Singulier éclectisme de Dauvergne
Créée en 1768, sur un livret de Houdar de la Motte, la comédie lyrique composée par Dauvergne à 55 ans montre la délicatesse et même l’exquise sensibilité dont fut capable ce grand maître de l’opéra français de l’Ancien Régime, post ramiste. Ici, Dauvergne s’ingénie surtout à perfectionner le genre léger et amoureux: les couples appareillés sur la scène ont l’éloquence du coeur tendre mais aussi la profondeur de joutes sincères; le décoratif du genre (air de Spinette au I: » De mille amants... « ) n’empêche pas une certaine vérité du trait qui écarte toute artificiliaté formelle. Cet équilibre était déjà magnifiquement atteint dans Les Troqueurs, joyau comique et sentimental d’une même subtile ambivalence (1753), certainement l’offrande française la plus réussie en réponse au buffa napolitain. Destiné au théâtre officiel le plus prestigieux du royaume, La Vénitienne a l’ambition d’anoblir le genre comique, aussi admirable et fréquentable que la scène tragique et le ballet.
Offrir une nouvelle musique à un livret déjà ancien (mis en musique par La Barre) est visionnaire: Dauvergne anticipe les Gluck, Piccinni, Sachini… invités à renouveler la musique des livrets de Quinault dans les années 1780…
Versatile et éclectique, ni totalement sombre et héroïque, ni vraiment léger et insouciant, l’opéra de Dauvergne déconcerta le public de l’Académie: qu’a à faire ici une scène de magie (acte II), à l’exotisme de pure convention (Venise), dans une comédie où règnent ballets (fin des I et III) et airs illusoirement aimables? Le baron Grimm détesta, tirant à vue sur le Surintendant Dauvergne.
or c’est bien l’alliance originale des genres (grandiloquent, aimable…) qui fonde la séduction actuelle de l’ouvrage.

L’alternance des scènes de pure badinerie, l’évocation de l’antre de la magicienne (Isméride), immersion surprenante de facto du surnaturel lugubre (choeurs infernaux réellement ramistes) dans ce paysage pastoral digne de Boucher ou de Watteau, saisit toujours; Dauvergne est bien un génie du théâtre, ciselant ses effets de théâtre.
Côté solistes, on oubliera vite l’Isménide âpre et maniérée de Isabelle Cals: pour nous le maillon faible du plateau. Les deux sopranos amoureuses sont idéales dans cette peinture sentimentale la plus délicate: Katia Velletaz, Chantal Santon déploient chacune leur timbre finement caractérisé et très sincère; Kareen Durand incarne une sémillante et piquante Spinette. Mathias Vidal et Alain Buet (Octave et Zerbin) poursuivent ici leur carrière dédiée à l’opéra français classique et déjà préromantique, avec cette maestrià éloquente et dramatique sans faille. Quel style naturel et habité!

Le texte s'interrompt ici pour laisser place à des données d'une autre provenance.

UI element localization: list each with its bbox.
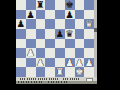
status-text-smudge <box>20 78 58 80</box>
square-e2[interactable] <box>55 58 65 68</box>
square-e3[interactable] <box>55 48 65 58</box>
square-e8[interactable] <box>55 0 65 10</box>
square-c3[interactable] <box>36 48 46 58</box>
square-f2[interactable]: ♟ <box>65 58 75 68</box>
square-f8[interactable]: ♚ <box>65 0 75 10</box>
square-h7[interactable] <box>84 10 94 20</box>
square-a5[interactable] <box>16 29 26 39</box>
black-pawn[interactable]: ♟ <box>56 29 65 38</box>
black-pawn[interactable]: ♟ <box>65 10 74 19</box>
square-d2[interactable] <box>45 58 55 68</box>
square-g6[interactable] <box>75 19 85 29</box>
square-c8[interactable]: ♜ <box>36 0 46 10</box>
white-pawn[interactable]: ♟ <box>75 58 84 67</box>
white-pawn[interactable]: ♟ <box>65 58 74 67</box>
white-pawn[interactable]: ♟ <box>26 48 35 57</box>
square-e1[interactable]: ♜ <box>55 67 65 77</box>
square-a2[interactable] <box>16 58 26 68</box>
square-h5[interactable] <box>84 29 94 39</box>
square-b6[interactable] <box>26 19 36 29</box>
square-h6[interactable]: ♛ <box>84 19 94 29</box>
square-e4[interactable] <box>55 39 65 49</box>
caption-text-smudge <box>18 81 44 83</box>
square-h8[interactable] <box>84 0 94 10</box>
square-c5[interactable] <box>36 29 46 39</box>
caption-bar <box>16 81 97 84</box>
square-b1[interactable] <box>26 67 36 77</box>
white-king[interactable]: ♚ <box>75 67 84 76</box>
square-h1[interactable] <box>84 67 94 77</box>
square-b8[interactable] <box>26 0 36 10</box>
black-pawn[interactable]: ♟ <box>17 19 26 28</box>
square-f4[interactable] <box>65 39 75 49</box>
square-b2[interactable] <box>26 58 36 68</box>
square-h2[interactable]: ♟ <box>84 58 94 68</box>
square-c2[interactable]: ♟ <box>36 58 46 68</box>
square-d3[interactable] <box>45 48 55 58</box>
square-a4[interactable] <box>16 39 26 49</box>
square-g1[interactable]: ♚ <box>75 67 85 77</box>
black-rook[interactable]: ♜ <box>36 0 45 9</box>
square-f3[interactable] <box>65 48 75 58</box>
square-a7[interactable] <box>16 10 26 20</box>
panel-divider-strip <box>94 0 97 80</box>
square-a6[interactable]: ♟ <box>16 19 26 29</box>
square-e5[interactable]: ♟ <box>55 29 65 39</box>
square-e6[interactable] <box>55 19 65 29</box>
square-d8[interactable] <box>45 0 55 10</box>
caption-text-smudge <box>48 81 68 83</box>
chess-board[interactable]: ♜♚♟♟♟♛♟♛♟♟♟♟♟♜♚ <box>16 0 94 77</box>
black-queen[interactable]: ♛ <box>65 29 74 38</box>
square-d5[interactable] <box>45 29 55 39</box>
black-king[interactable]: ♚ <box>65 0 74 9</box>
square-h4[interactable] <box>84 39 94 49</box>
square-b5[interactable] <box>26 29 36 39</box>
square-d7[interactable] <box>45 10 55 20</box>
square-f5[interactable]: ♛ <box>65 29 75 39</box>
square-c7[interactable] <box>36 10 46 20</box>
square-d4[interactable] <box>45 39 55 49</box>
square-b7[interactable]: ♟ <box>26 10 36 20</box>
square-g8[interactable] <box>75 0 85 10</box>
video-frame: ♜♚♟♟♟♛♟♛♟♟♟♟♟♜♚ <box>0 0 120 90</box>
square-c4[interactable] <box>36 39 46 49</box>
white-pawn[interactable]: ♟ <box>36 58 45 67</box>
square-f1[interactable] <box>65 67 75 77</box>
square-h3[interactable] <box>84 48 94 58</box>
scrollbar-thumb[interactable] <box>94 28 97 32</box>
square-g7[interactable] <box>75 10 85 20</box>
status-text-smudge <box>63 78 79 80</box>
square-b4[interactable] <box>26 39 36 49</box>
square-g3[interactable] <box>75 48 85 58</box>
square-f6[interactable] <box>65 19 75 29</box>
square-b3[interactable]: ♟ <box>26 48 36 58</box>
square-g4[interactable] <box>75 39 85 49</box>
square-d6[interactable] <box>45 19 55 29</box>
white-queen[interactable]: ♛ <box>85 19 94 28</box>
white-rook[interactable]: ♜ <box>56 67 65 76</box>
white-pawn[interactable]: ♟ <box>85 58 94 67</box>
square-f7[interactable]: ♟ <box>65 10 75 20</box>
square-g2[interactable]: ♟ <box>75 58 85 68</box>
square-a8[interactable] <box>16 0 26 10</box>
square-c6[interactable] <box>36 19 46 29</box>
black-pawn[interactable]: ♟ <box>26 10 35 19</box>
square-a3[interactable] <box>16 48 26 58</box>
square-c1[interactable] <box>36 67 46 77</box>
square-d1[interactable] <box>45 67 55 77</box>
square-a1[interactable] <box>16 67 26 77</box>
square-e7[interactable] <box>55 10 65 20</box>
square-g5[interactable] <box>75 29 85 39</box>
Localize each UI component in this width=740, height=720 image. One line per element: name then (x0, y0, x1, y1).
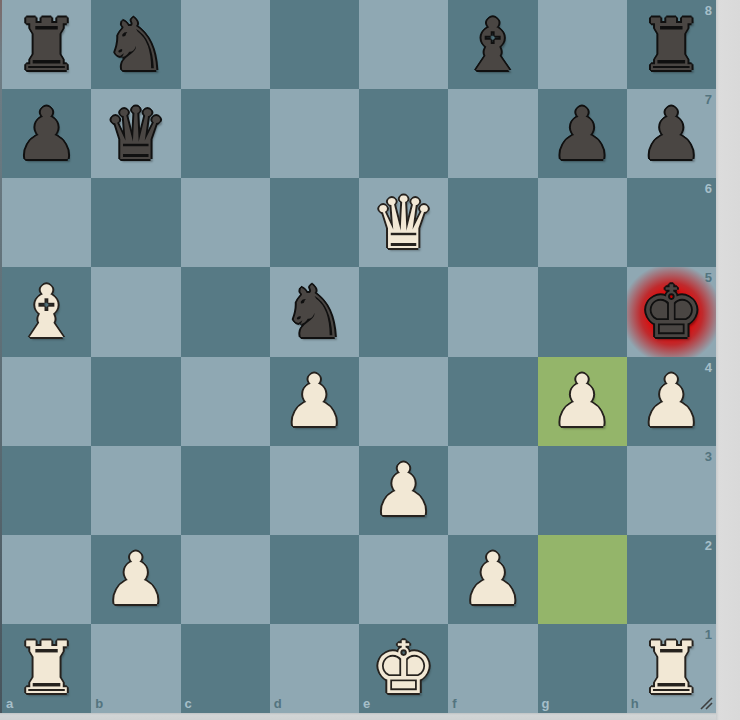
white-pawn[interactable]: ♟ (270, 357, 359, 446)
page-right-margin (716, 0, 740, 720)
square-b7[interactable]: ♛ (91, 89, 180, 178)
square-a3[interactable] (2, 446, 91, 535)
rank-label-1: 1 (705, 627, 712, 642)
square-b8[interactable]: ♞ (91, 0, 180, 89)
white-queen[interactable]: ♛ (359, 178, 448, 267)
square-c1[interactable]: c (181, 624, 270, 713)
square-b4[interactable] (91, 357, 180, 446)
square-d1[interactable]: d (270, 624, 359, 713)
square-g6[interactable] (538, 178, 627, 267)
square-a6[interactable] (2, 178, 91, 267)
black-pawn[interactable]: ♟ (627, 89, 716, 178)
square-b1[interactable]: b (91, 624, 180, 713)
black-queen[interactable]: ♛ (91, 89, 180, 178)
square-c3[interactable] (181, 446, 270, 535)
square-f4[interactable] (448, 357, 537, 446)
square-a7[interactable]: ♟ (2, 89, 91, 178)
square-a4[interactable] (2, 357, 91, 446)
square-c6[interactable] (181, 178, 270, 267)
square-d6[interactable] (270, 178, 359, 267)
rank-label-4: 4 (705, 360, 712, 375)
square-d7[interactable] (270, 89, 359, 178)
white-rook[interactable]: ♜ (2, 624, 91, 713)
white-pawn[interactable]: ♟ (627, 357, 716, 446)
square-h4[interactable]: ♟4 (627, 357, 716, 446)
square-g7[interactable]: ♟ (538, 89, 627, 178)
white-pawn[interactable]: ♟ (448, 535, 537, 624)
square-c2[interactable] (181, 535, 270, 624)
square-f5[interactable] (448, 267, 537, 356)
square-h7[interactable]: ♟7 (627, 89, 716, 178)
black-rook[interactable]: ♜ (627, 0, 716, 89)
black-pawn[interactable]: ♟ (538, 89, 627, 178)
square-b5[interactable] (91, 267, 180, 356)
square-e7[interactable] (359, 89, 448, 178)
square-h3[interactable]: 3 (627, 446, 716, 535)
file-label-f: f (452, 696, 456, 711)
white-pawn[interactable]: ♟ (538, 357, 627, 446)
rank-label-6: 6 (705, 181, 712, 196)
square-c8[interactable] (181, 0, 270, 89)
square-f6[interactable] (448, 178, 537, 267)
square-e5[interactable] (359, 267, 448, 356)
square-d5[interactable]: ♞ (270, 267, 359, 356)
file-label-b: b (95, 696, 103, 711)
square-b6[interactable] (91, 178, 180, 267)
square-c5[interactable] (181, 267, 270, 356)
square-g8[interactable] (538, 0, 627, 89)
square-h2[interactable]: 2 (627, 535, 716, 624)
square-a2[interactable] (2, 535, 91, 624)
square-e6[interactable]: ♛ (359, 178, 448, 267)
white-king[interactable]: ♚ (359, 624, 448, 713)
square-g2[interactable] (538, 535, 627, 624)
rank-label-5: 5 (705, 270, 712, 285)
square-g4[interactable]: ♟ (538, 357, 627, 446)
black-knight[interactable]: ♞ (91, 0, 180, 89)
white-pawn[interactable]: ♟ (359, 446, 448, 535)
square-d4[interactable]: ♟ (270, 357, 359, 446)
square-b2[interactable]: ♟ (91, 535, 180, 624)
file-label-c: c (185, 696, 192, 711)
file-label-g: g (542, 696, 550, 711)
square-d3[interactable] (270, 446, 359, 535)
black-bishop[interactable]: ♝ (448, 0, 537, 89)
page: ♜♞♝♜8♟♛♟♟7♛6♝♞♚5♟♟♟4♟3♟♟2♜abcd♚efg♜1h (0, 0, 740, 720)
black-rook[interactable]: ♜ (2, 0, 91, 89)
square-h8[interactable]: ♜8 (627, 0, 716, 89)
square-e8[interactable] (359, 0, 448, 89)
square-d2[interactable] (270, 535, 359, 624)
white-bishop[interactable]: ♝ (2, 267, 91, 356)
chess-board: ♜♞♝♜8♟♛♟♟7♛6♝♞♚5♟♟♟4♟3♟♟2♜abcd♚efg♜1h (2, 0, 716, 713)
square-e4[interactable] (359, 357, 448, 446)
file-label-a: a (6, 696, 13, 711)
square-a1[interactable]: ♜a (2, 624, 91, 713)
rank-label-8: 8 (705, 3, 712, 18)
square-g1[interactable]: g (538, 624, 627, 713)
white-pawn[interactable]: ♟ (91, 535, 180, 624)
square-c4[interactable] (181, 357, 270, 446)
square-a8[interactable]: ♜ (2, 0, 91, 89)
rank-label-3: 3 (705, 449, 712, 464)
square-f8[interactable]: ♝ (448, 0, 537, 89)
square-h6[interactable]: 6 (627, 178, 716, 267)
square-d8[interactable] (270, 0, 359, 89)
square-c7[interactable] (181, 89, 270, 178)
square-g5[interactable] (538, 267, 627, 356)
board-resize-handle-icon[interactable] (698, 695, 714, 711)
file-label-e: e (363, 696, 370, 711)
black-king[interactable]: ♚ (627, 267, 716, 356)
square-e3[interactable]: ♟ (359, 446, 448, 535)
square-f2[interactable]: ♟ (448, 535, 537, 624)
square-f3[interactable] (448, 446, 537, 535)
black-pawn[interactable]: ♟ (2, 89, 91, 178)
file-label-d: d (274, 696, 282, 711)
square-f7[interactable] (448, 89, 537, 178)
square-e2[interactable] (359, 535, 448, 624)
square-h5[interactable]: ♚5 (627, 267, 716, 356)
black-knight[interactable]: ♞ (270, 267, 359, 356)
rank-label-7: 7 (705, 92, 712, 107)
square-g3[interactable] (538, 446, 627, 535)
file-label-h: h (631, 696, 639, 711)
rank-label-2: 2 (705, 538, 712, 553)
page-bottom-margin (0, 713, 716, 720)
square-a5[interactable]: ♝ (2, 267, 91, 356)
square-e1[interactable]: ♚e (359, 624, 448, 713)
square-b3[interactable] (91, 446, 180, 535)
square-f1[interactable]: f (448, 624, 537, 713)
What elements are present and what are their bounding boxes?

Tandis que le Choeur de chambre de Namur se révèle exemplaire dans l’articulation des scènes collectives: une maîtrise qui mérite d’être amplement soulignée. L’orchestre de Guy Van Waas se montre à l’image de la direction du chef: généreux, coloré, coulant, passant avec une grande souplesse de détails et de nuances d’un caractère l’autre: les couleurs instrumentales sont à la fête, offrant un festin de teintes miroitantes (bassons, flûtes, cors…), en particulier dans la succession des séquences dansées (décidément très proches de Rameau). Chatoyante et inventive, lumineuse et d’un raffinement jamais contraint ni factice, la musique de Dauvergne (au carrefour des dernières tendances européennes, entre l’héritage ramiste et la saveur des comédies de Pergolèse) ne pouvait trouver meilleurs ambassadeurs. Très belle résurrection.
Antoine Dauvergne (1713-1797): La Vénitienne, 1768. Léonore : Katia Velletaz (soprano). Isabelle : Chantal Santon (soprano). Spinette : Kareen Durand (soprano). Isménide : Isabelle Cals (soprano). Octave : Matthias Vidal (ténor). Zerbin : Alain Buet (basse). Choeur de Chambre de Namur. Les Agrémens. Guy van Waas, direction. 2cd Ricercar RIC327. Enregistrement live réalisé à Liège en novembre 2011.